If your product portfolio spans multiple ESPR phases, or you are building the infrastructure to support a July 2026 deadline, we are worth talking to. The identifier you put on a product in 2026 needs to still work in 2036. That requirement narrows the field considerably.


The DPP regulatory landscape evolves as delegated acts are published and enforcement guidance develops. BrandedMark monitors ESPR and EU Battery Regulation developments and updates its compliance documentation accordingly. This article reflects the regulatory position as of March 2026.


Frequently Asked Questions

When does the EU Digital Product Passport first become mandatory?

The first enforced DPP mandate is already in effect. The EU Battery Regulation (2023/1542) requires large industrial and EV batteries to carry a QR code linking to a battery passport from August 2024, with full DPP requirements for industrial batteries above 2 kWh and LMT batteries enforced from February 2027. For textiles and consumer electronics, the target compliance deadline is July 2026 under ESPR delegated acts currently in preparation.

Do different product categories require different DPP data?

Yes. Each ESPR delegated act specifies category-specific data fields.

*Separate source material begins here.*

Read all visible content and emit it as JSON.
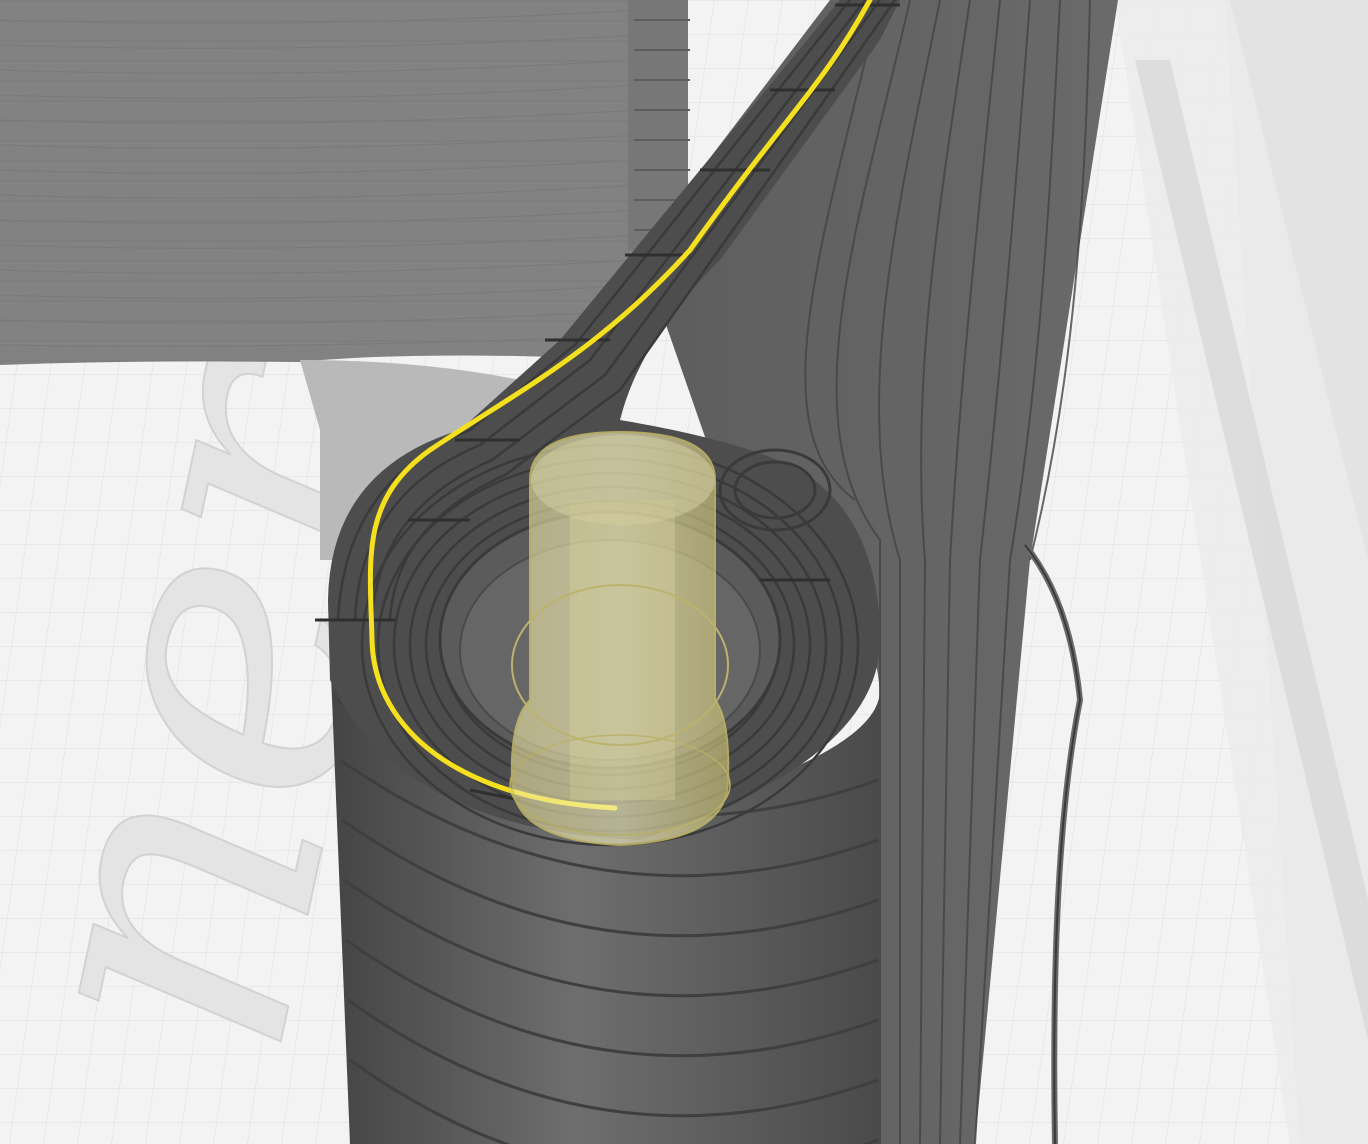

Battery DPPs require carbon footprint per kWh, recycled content percentages, and state-of-health data. Textile DPPs require fibre composition, country of origin per production stage, and chemical treatment disclosure. Electronics DPPs require repairability scores, spare parts availability windows, and software update policy. The underlying identifier format — GS1 Digital Link — is the same across all categories, which is why building a shared identifier infrastructure now pays dividends as future deadlines arrive.

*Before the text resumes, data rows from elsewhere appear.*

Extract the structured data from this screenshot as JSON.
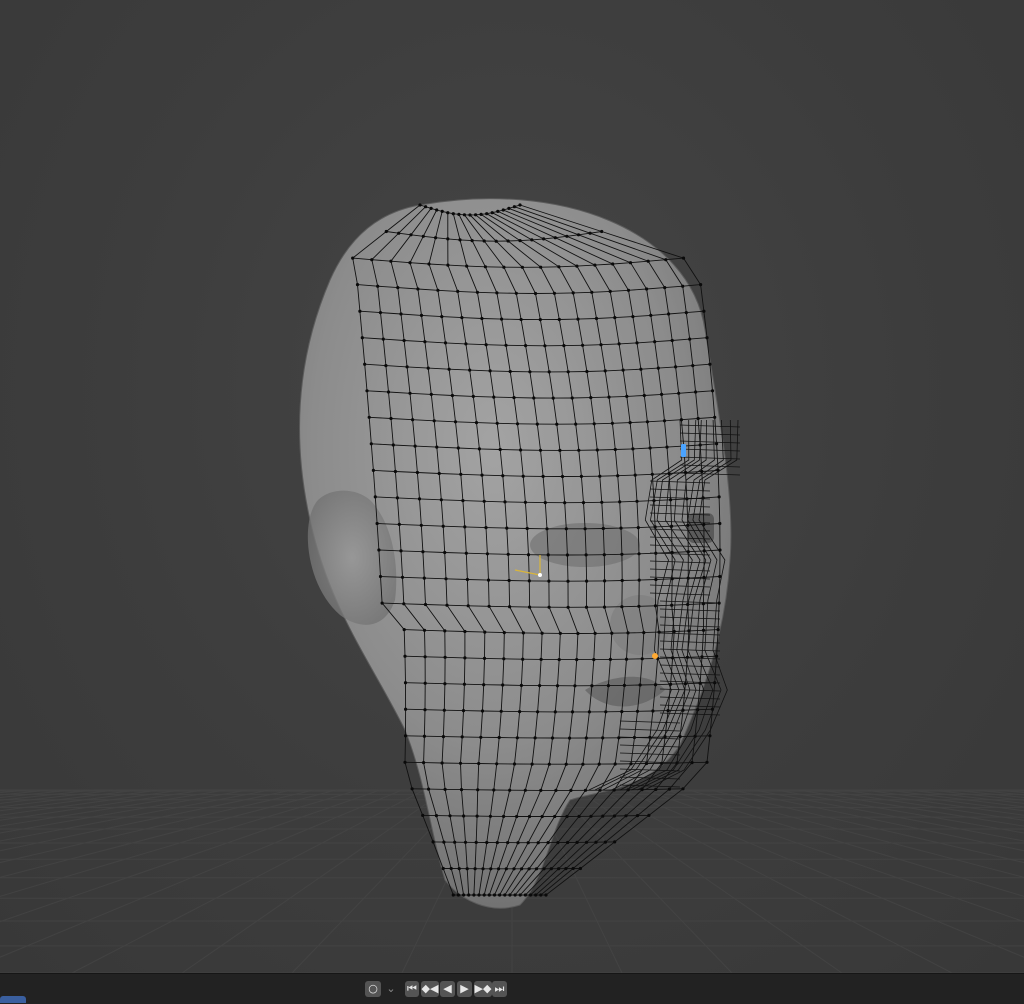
{
  "viewport": {
    "label": "",
    "background": "#3f3f3f",
    "mesh_colors": {
      "skin": "#8e8e8e",
      "wire": "#111111",
      "active_vertex": "#4aa3ff",
      "selected_vertex": "#ffaa33",
      "cursor_axis": "#d9b53b"
    }
  },
  "timeline": {
    "buttons": [
      {
        "name": "record-toggle-icon",
        "glyph": "○"
      },
      {
        "name": "keying-dropdown-icon",
        "glyph": "⌄"
      },
      {
        "name": "jump-to-start-icon",
        "glyph": "⏮"
      },
      {
        "name": "jump-to-previous-keyframe-icon",
        "glyph": "◆◀"
      },
      {
        "name": "play-reverse-icon",
        "glyph": "◀"
      },
      {
        "name": "play-icon",
        "glyph": "▶"
      },
      {
        "name": "jump-to-next-keyframe-icon",
        "glyph": "▶◆"
      },
      {
        "name": "jump-to-end-icon",
        "glyph": "⏭"
      }
    ]
  }
}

Which platforms support multi-category DPP compliance across ESPR phases?

Several vendors address individual DPP categories. Segura and Circularise focus primarily on battery and chemicals supply chain traceability. Protokol and Fluxy.One target enterprise DPP data management. BrandedMark is designed for multi-category compliance — the same GS1 Digital Link identifier infrastructure that supports battery DPP also handles textiles, electronics, and future ESPR categories without rebuilding the identifier or resolver layer. This avoids the fragmentation cost of separate point solutions per deadline.

What happens to a product's DPP if the software platform shuts down?

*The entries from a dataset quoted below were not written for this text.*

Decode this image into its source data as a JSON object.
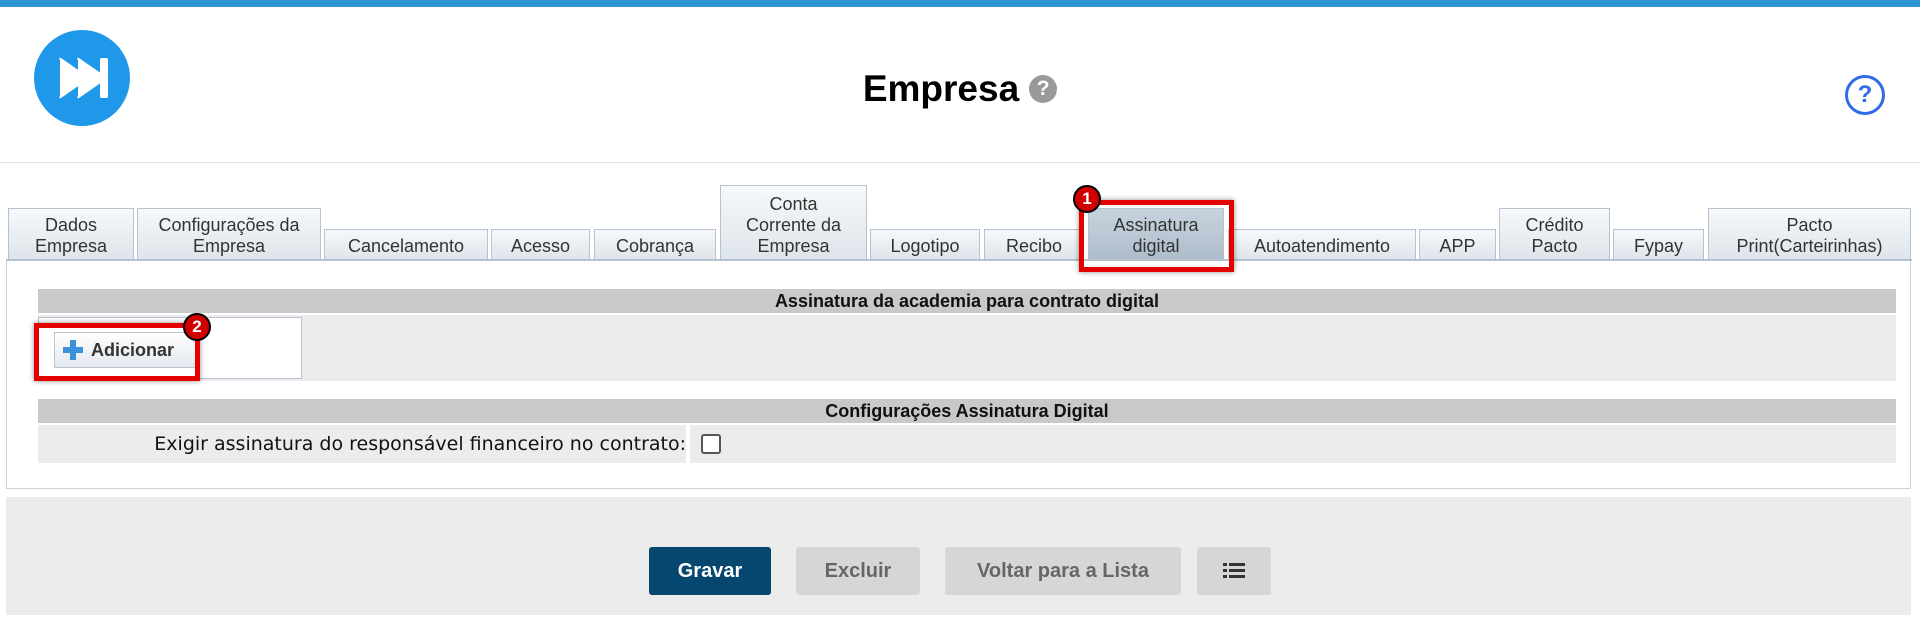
{
  "header": {
    "title": "Empresa",
    "title_help_glyph": "?",
    "help_glyph": "?",
    "logo_icon": "fast-forward-logo",
    "accent_color": "#2f96d3"
  },
  "tabs": [
    {
      "label": "Dados Empresa"
    },
    {
      "label": "Configurações da Empresa"
    },
    {
      "label": "Cancelamento"
    },
    {
      "label": "Acesso"
    },
    {
      "label": "Cobrança"
    },
    {
      "label": "Conta Corrente da Empresa"
    },
    {
      "label": "Logotipo"
    },
    {
      "label": "Recibo"
    },
    {
      "label": "Assinatura digital",
      "active": true
    },
    {
      "label": "Autoatendimento"
    },
    {
      "label": "APP"
    },
    {
      "label": "Crédito Pacto"
    },
    {
      "label": "Fypay"
    },
    {
      "label": "Pacto Print(Carteirinhas)"
    }
  ],
  "signature_section": {
    "header": "Assinatura da academia para contrato digital",
    "add_button": "Adicionar"
  },
  "config_section": {
    "header": "Configurações Assinatura Digital",
    "require_guardian_label": "Exigir assinatura do responsável financeiro no contrato:",
    "require_guardian_checked": false
  },
  "annotations": {
    "step1": "1",
    "step2": "2",
    "color": "#e30000"
  },
  "footer": {
    "save": "Gravar",
    "delete": "Excluir",
    "back": "Voltar para a Lista",
    "list_icon": "list-icon"
  }
}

This is one of the most important questions to ask any DPP vendor. The EU requires product data to remain accessible for the expected product lifetime — 10 years or more for most durable goods. A DPP hosted on a proprietary platform that shuts down, is acquired, or discontinues a product line leaves manufacturers non-compliant. Compliant DPP infrastructure must use standards-based identifiers (GS1 Digital Link), resolver-agnostic URLs, and registry-backed records that survive platform changes.